Ia kemudian memberi contoh, dengan menyebut satu penghargaan dari New York Times. Saleh mempertanyakan esensi penghargaan dari media asing tersebut, dengan menyamakannya seperti penghargaan dari media dalam negeri.

Ketua Komisi VII DPR Saleh Partaonan Daulay. [YouTube]Ketua Komisi VII DPR Saleh Partaonan Daulay. [YouTube]

"Itu kan media, kalau enggak salah ya?
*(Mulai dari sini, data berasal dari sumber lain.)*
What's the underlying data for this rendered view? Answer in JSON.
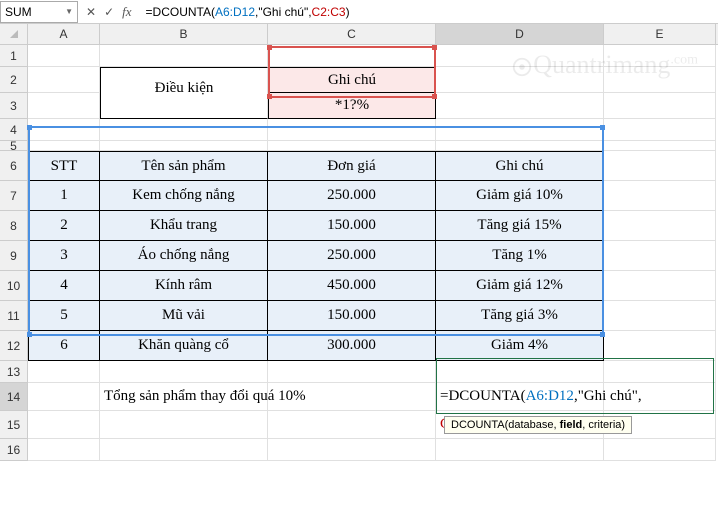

Kan sama seperti Kompas ngasih penghargaan kepada kita," ujarnya.

Saleh mengakui bahwa penghargaan bagi pribadi menteri atau institusi kementerian adalah hal yang bagus sebagai pengakuan kerja.

Namun, ia kembali menekankan pertanyaan mendasar yang menurutnya harus dijawab, "rakyat mendapatkan apa?"

"Rakyatnya dapat apa? Dan ini ada 154. Saya ingin ini dijelaskan satu persatu jenisnya apa saja penghargaan ini dan dampaknya apa untuk rakyat Indonesia," tutur Saleh dengan nada menantang.

Dalam transkrip tersebut, Saleh juga menyiratkan adanya ketidakpuasan terhadap mekanisme rapat, dengan menyebut bahwa jawaban tidak boleh hanya diberikan secara tertulis, melainkan harus dijelaskan langsung dalam forum rapat yang merupakan tugas konstitusional.

"Bu Menteri kalau enggak mau rapat ya jangan jadi menteri... Ini banyak nih. Saya juga ada yang enggak paham soalnya gini loh. Misalnya kayak apa ini ya? Ada nama yang enggak bisa dibaca pun ada," imbuhnya, menunjukkan keraguan atas kejelasan beberapa penghargaan yang tercantum.

Inti dari permintaan Saleh adalah penjelasan terperinci yang menghubungkan setiap penghargaan dengan dampak nyata bagi peningkatan kesejahteraan rakyat melalui sektor pariwisata.

Menpar Widi Wardhana. [Instagram]Menpar Widi Wardhana. [Instagram]

"Jadi saya pikir apa manfaatnya gitu dalam bidang pariwisata untuk meningkatkan kesejahteraan rakyat," pungkasnya.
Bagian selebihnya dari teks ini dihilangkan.